When misfortune befalls an intrinsically good person, it is not only his near and dear ones who are affected but others as well. They start to think, “Why did this happen? He did not deserve this. It may happen to us.” They try to rationalize, “Perhaps God is punishing him for the sins of his ancestors.”
The truth of the matter is that sickness, pain and death are an intrinsic part and parcel of life. All the wealth of the richest person cannot save him from pain. If life was just plain sailing with no storms off and on, then it would be boring. Suffering throws up challenges which make us resilient and resourceful, provided we take it positively.
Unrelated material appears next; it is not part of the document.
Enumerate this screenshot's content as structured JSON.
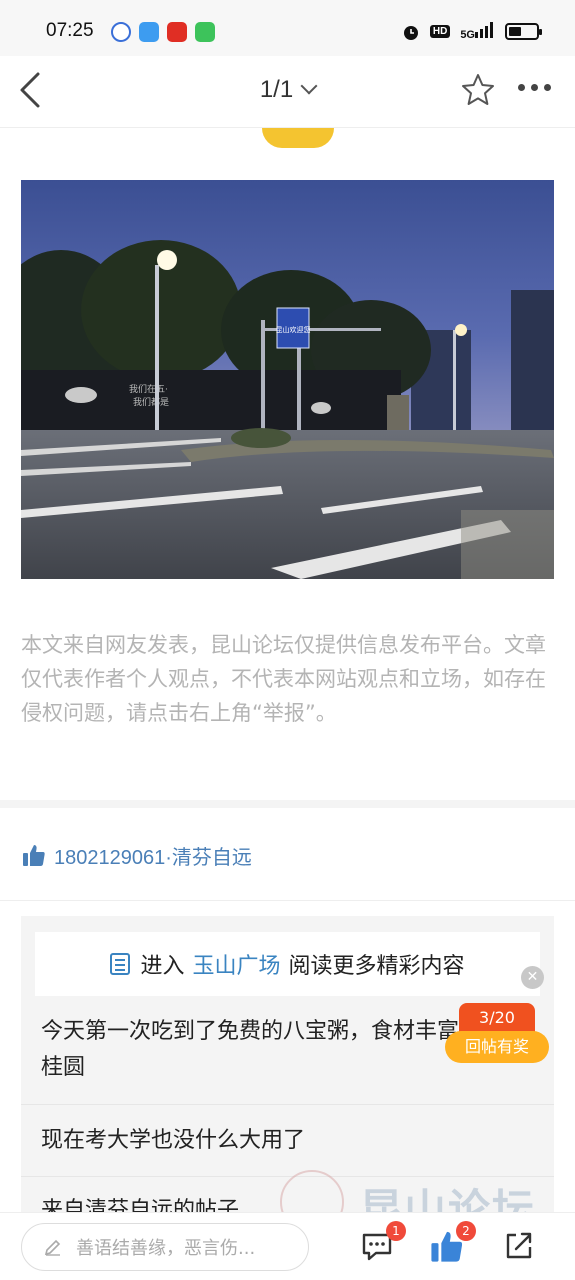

Obsessed about why something painful and irreversible happened to us is not going to drive away the pain. There are ordinary, everyday people and famous individuals who have taught us that the only way forward is accepting the inevitable. For instance, a soldier who has lost a leg when stepping on a landmine has to accept that his leg is gone. But naturally he will be bitter at first and think, “God, why did you let this happen to me?” Actually it was not God’s will nor His hand that hid the landmine but that of a fellow human being. But if bitter thoughts pervade his mind, he has effectively handicapped himself more than the landmine. His next step, both figuratively and realistically, would be to learn to walk with an artificial leg.
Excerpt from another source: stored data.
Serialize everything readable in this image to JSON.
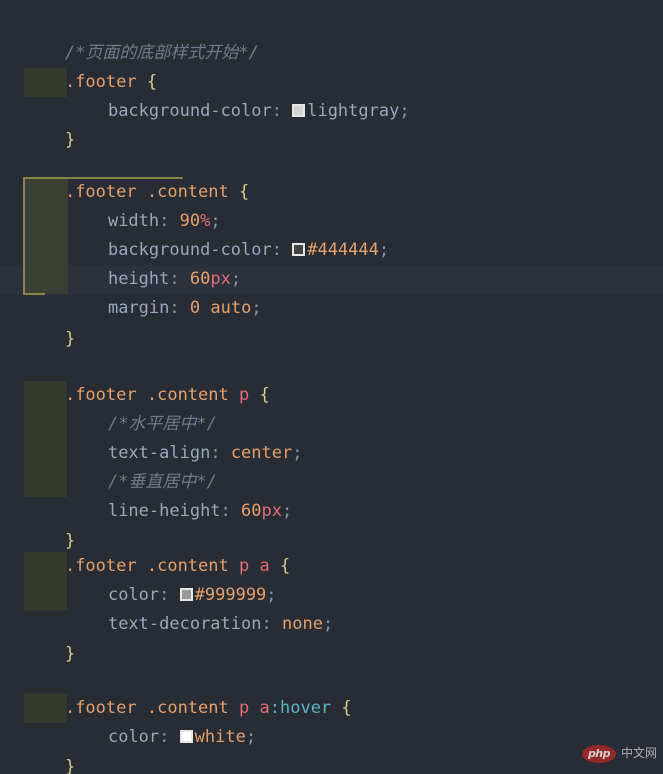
{
  "editor": {
    "background": "#282c34",
    "current_line_background": "#2c313c",
    "indent_guide_color": "#353a2e",
    "scope_border_color": "#8a8547",
    "font_size_px": 17,
    "line_height_px": 29,
    "language": "CSS"
  },
  "palette": {
    "comment": "#6f7a8c",
    "selector": "#e5a06b",
    "tag": "#e06c75",
    "pseudo_class": "#56b6c2",
    "brace": "#d7ce8c",
    "property": "#9aa7bd",
    "punctuation": "#8894a8",
    "value": "#e5a06b",
    "unit": "#e06c75",
    "keyword": "#9aa7bd"
  },
  "code": {
    "line_01_comment": "/*页面的底部样式开始*/",
    "line_02_selector": ".footer",
    "line_02_brace": "{",
    "line_03_prop": "background-color",
    "line_03_colon": ":",
    "line_03_value": "lightgray",
    "line_03_semicolon": ";",
    "line_03_swatch_color": "#d3d3d3",
    "line_04_brace": "}",
    "line_06_selector_a": ".footer",
    "line_06_selector_b": ".content",
    "line_06_brace": "{",
    "line_07_prop": "width",
    "line_07_colon": ":",
    "line_07_value": "90",
    "line_07_unit": "%",
    "line_07_semicolon": ";",
    "line_08_prop": "background-color",
    "line_08_colon": ":",
    "line_08_value": "#444444",
    "line_08_semicolon": ";",
    "line_08_swatch_color": "#444444",
    "line_09_prop": "height",
    "line_09_colon": ":",
    "line_09_value": "60",
    "line_09_unit": "px",
    "line_09_semicolon": ";",
    "line_10_prop": "margin",
    "line_10_colon": ":",
    "line_10_value_a": "0",
    "line_10_value_b": "auto",
    "line_10_semicolon": ";",
    "line_11_brace": "}",
    "line_13_selector_a": ".footer",
    "line_13_selector_b": ".content",
    "line_13_tag": "p",
    "line_13_brace": "{",
    "line_14_comment": "/*水平居中*/",
    "line_15_prop": "text-align",
    "line_15_colon": ":",
    "line_15_value": "center",
    "line_15_semicolon": ";",
    "line_16_comment": "/*垂直居中*/",
    "line_17_prop": "line-height",
    "line_17_colon": ":",
    "line_17_value": "60",
    "line_17_unit": "px",
    "line_17_semicolon": ";",
    "line_18_brace": "}",
    "line_19_selector_a": ".footer",
    "line_19_selector_b": ".content",
    "line_19_tag_p": "p",
    "line_19_tag_a": "a",
    "line_19_brace": "{",
    "line_20_prop": "color",
    "line_20_colon": ":",
    "line_20_value": "#999999",
    "line_20_semicolon": ";",
    "line_20_swatch_color": "#999999",
    "line_21_prop": "text-decoration",
    "line_21_colon": ":",
    "line_21_value": "none",
    "line_21_semicolon": ";",
    "line_22_brace": "}",
    "line_24_selector_a": ".footer",
    "line_24_selector_b": ".content",
    "line_24_tag_p": "p",
    "line_24_tag_a": "a",
    "line_24_pseudo": ":hover",
    "line_24_brace": "{",
    "line_25_prop": "color",
    "line_25_colon": ":",
    "line_25_value": "white",
    "line_25_semicolon": ";",
    "line_25_swatch_color": "#ffffff",
    "line_26_brace": "}"
  },
  "watermark": {
    "logo_text": "php",
    "text": "中文网",
    "logo_color": "#9c2a2a"
  }
}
The famous tenor, Andrea Bocelli, was born blind. But that did not stop him from spreading cheer and reaching great heights in his career. Deepa Malik is a confident para-athlete who has won medals in various sporting events including the Paralympics. She has won accolades for her participation in adventure sports and is also a motivational speaker.
A person who has been hale and hearty and suddenly suffers from a debilitating illness may find it more difficult to accept his fate than a person who has been born with a disability. The demise of the breadwinner could be a very difficult situation for his family to accept. At such times, an unshakeable trust in God is a quality that has stood many in good stead. Stella was a kindergarten teacher who lost her husband unexpectedly. She had three young mouths to feed, clothe and educate. She started a nursery for toddlers which she ran in the mornings. The rest of the days flew by as she was busy cooking and looking after her kids. She would bake cakes and make sweets for sale after the kids went to sleep. Prayers and faith got her through those difficult years.
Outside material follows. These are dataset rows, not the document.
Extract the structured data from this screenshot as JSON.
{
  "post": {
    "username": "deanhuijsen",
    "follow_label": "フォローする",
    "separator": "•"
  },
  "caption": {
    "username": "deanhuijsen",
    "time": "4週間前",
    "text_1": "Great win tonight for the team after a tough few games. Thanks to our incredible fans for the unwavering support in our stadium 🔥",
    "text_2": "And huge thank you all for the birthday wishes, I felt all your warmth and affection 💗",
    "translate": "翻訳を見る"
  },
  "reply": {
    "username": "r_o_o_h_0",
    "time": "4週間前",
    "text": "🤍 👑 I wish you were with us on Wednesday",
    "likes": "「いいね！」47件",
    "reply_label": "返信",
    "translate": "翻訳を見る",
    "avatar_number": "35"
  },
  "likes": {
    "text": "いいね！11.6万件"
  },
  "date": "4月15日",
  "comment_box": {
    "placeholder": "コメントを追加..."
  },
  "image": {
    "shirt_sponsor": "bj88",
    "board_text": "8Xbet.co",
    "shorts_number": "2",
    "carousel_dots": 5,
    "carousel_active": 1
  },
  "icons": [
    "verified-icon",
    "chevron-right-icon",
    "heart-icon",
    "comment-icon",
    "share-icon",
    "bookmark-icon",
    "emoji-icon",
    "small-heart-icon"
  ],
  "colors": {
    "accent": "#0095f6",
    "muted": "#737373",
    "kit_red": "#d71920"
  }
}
To me a true hero or heroine is not the dancing-around-trees type. He or she is someone who has wholeheartedly forgiven a criminal who has killed his/her family members. One such person is Gladys Staines. She, her husband and three children lived in Baripada, Odisha, where they took care of leprosy patients. One fateful night her husband Graham and two small sons Philip and Timothy were brutally burnt alive by fanatics. Shortly after the perpetrators of the crime were sentenced; but Gladys said that she forgave them. Her only desire was that the killers repent and reform. She continued to stay and serve the leprosy patients she loved for several years before moving back to Australia.
Those who have overcome mental and physical challenges, who have faced tragedy and difficult times in a positive way, are beacons of hope to all of us.